Wojciech Kamiński: Mantas po raz trzeci pozbawił moją drużynę zwycięstwa

Energa Czarni Słupsk po naprawdę dramatycznym meczu pokonali Rosę Radom 74:71. Rozczarowania z końcowego rezultatu nie ukrywał trener Wojciech Kamiński.

- W naszym wykonaniu były dwie połowy. Pierwsza świetna, mądra, rozważna, gdzie graliśmy naprawdę dobrze i pokazywaliśmy to, po co tu przyjechaliśmy. Druga natomiast była szalona, w której nie mieliśmy kompletnie kontroli, czyli graliśmy tak, jak nie chcieliśmy tego zrobić - rozpoczął swoją pomeczową wypowiedź trener Wojciech Kamiński.
[ad=rectangle]
- Pozwoliliśmy ekipie ze Słupska na pędzenie do przodu i zdobywanie łatwych punktów. Teoretycznie zaczęliśmy drugą połowę od trzech dobrych akcji w obronie, ale następnie aż trzy razy straciliśmy piłkę w naprawdę prosty sposób. Musimy być gotowi na mecze takie jak ten w fazie play-off. Takie sytuacja tam mogą się zdarzać, ale musimy pamiętać o tym, że trzeba grać przez pełne 40 minut.

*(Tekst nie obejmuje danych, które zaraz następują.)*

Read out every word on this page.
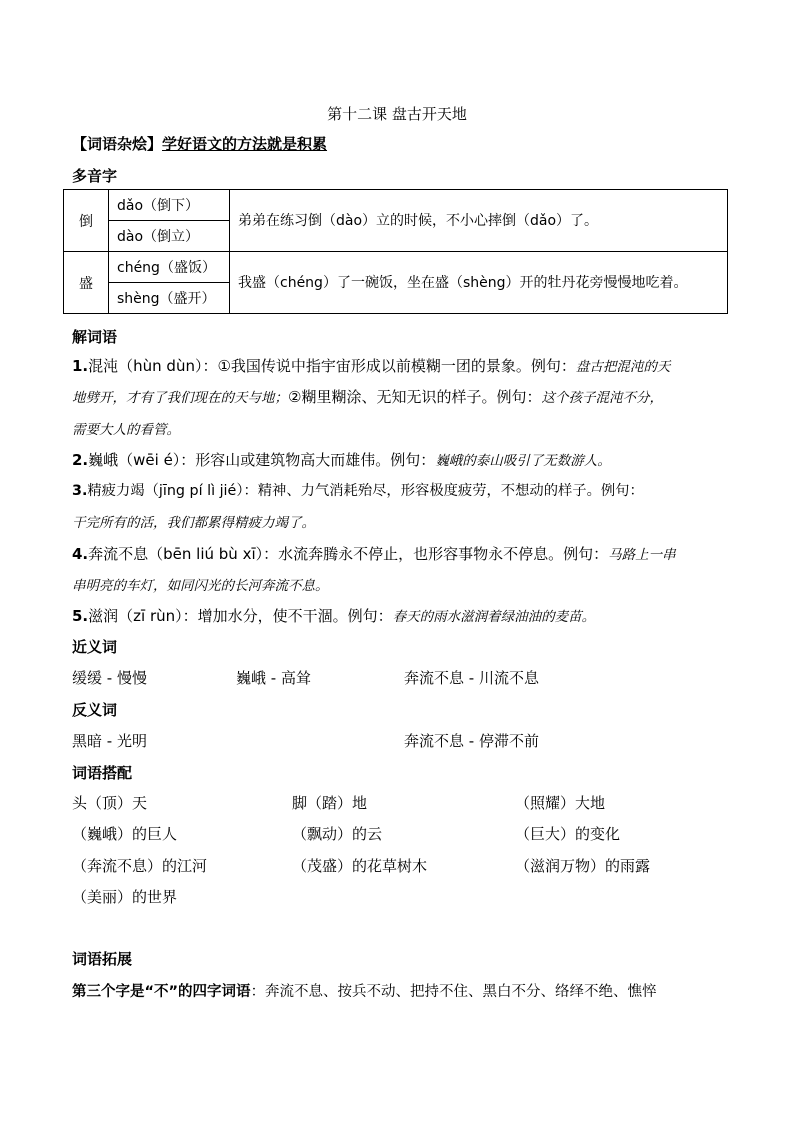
第十二课 盘古开天地
【词语杂烩】学好语文的方法就是积累
多音字
倒	dǎo（倒下）	弟弟在练习倒（dào）立的时候，不小心摔倒（dǎo）了。
	dào（倒立）	
盛	chéng（盛饭）	我盛（chéng）了一碗饭，坐在盛（shèng）开的牡丹花旁慢慢地吃着。
	shèng（盛开）	
解词语
1.混沌（hùn dùn）：①我国传说中指宇宙形成以前模糊一团的景象。例句：盘古把混沌的天
地劈开，才有了我们现在的天与地；②糊里糊涂、无知无识的样子。例句：这个孩子混沌不分，
需要大人的看管。
2.巍峨（wēi é）：形容山或建筑物高大而雄伟。例句：巍峨的泰山吸引了无数游人。
3.精疲力竭（jīng pí lì jié）：精神、力气消耗殆尽，形容极度疲劳，不想动的样子。例句：
干完所有的活，我们都累得精疲力竭了。
4.奔流不息（bēn liú bù xī）：水流奔腾永不停止，也形容事物永不停息。例句：马路上一串
串明亮的车灯，如同闪光的长河奔流不息。
5.滋润（zī rùn）：增加水分，使不干涸。例句：春天的雨水滋润着绿油油的麦苗。
近义词
缓缓 - 慢慢	巍峨 - 高耸	奔流不息 - 川流不息
反义词
黑暗 - 光明	奔流不息 - 停滞不前
词语搭配
头（顶）天	脚（踏）地	（照耀）大地
（巍峨）的巨人	（飘动）的云	（巨大）的变化
（奔流不息）的江河	（茂盛）的花草树木	（滋润万物）的雨露
（美丽）的世界
词语拓展
第三个字是“不”的四字词语：奔流不息、按兵不动、把持不住、黑白不分、络绎不绝、憔悴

Grając dobrze przez 20 minut można wygrać z jakąś słabą drużyną, a Energa Czarni na pewno taką nie są - kontynuował były opiekun m.in. Polonii Warszawa.

Mecze Energi Czarnych Słupsk w tym sezonie to dla fanów tej ekipy prawdziwy horror. Nie inaczej było w sobotni wieczór, a spotkanie to miało dość zbliżony przebieg to nie tak dawnego starcia ze Stelmetem Zielona Góra. - W Słupsku panuje doskonały klimat do takich meczów, bo w tym sezonie jeżeli się nie mylę, podobnie wyglądało spotkanie ze Stelmetem Zielona Góra, tylko, że tam to zielonogórzanie byli drużyną goniąca, ale ostatecznie również wygrali słupszczanie. My tego niestety nie dokonaliśmy, ale kilkukrotnie rozmawiałem o tym ze znajomym i stwierdziliśmy, że może jest to kwestia jodu? - skwitował szkoleniowiec radomian.

Bohaterem meczu był niewątpliwie Mantas Cesnauskis, który w końcówce trafił dwa kluczowe rzuty. Czy nad trenerem Rosy ciąży jakaś klątwa związana z tym zawodnikiem? W końcu wcześniej już dwukrotnie pozbawiał go zwycięstw w samej końcówce spotkań w Hali Gryfia. - Przez 12 czy 13 lat, od kiedy jestem pierwszym szkoleniowcem na poziomie ekstraklasy może znalazłbym kilku takich zawodników, ale fakty są takie, że Mantas po raz trzeci pozbawił w Słupsku drużynę prowadzoną przeze mnie zwycięstwa. W końcówce można powiedzieć, że zadał ostateczny cios - zakończył Wojciech Kamiński.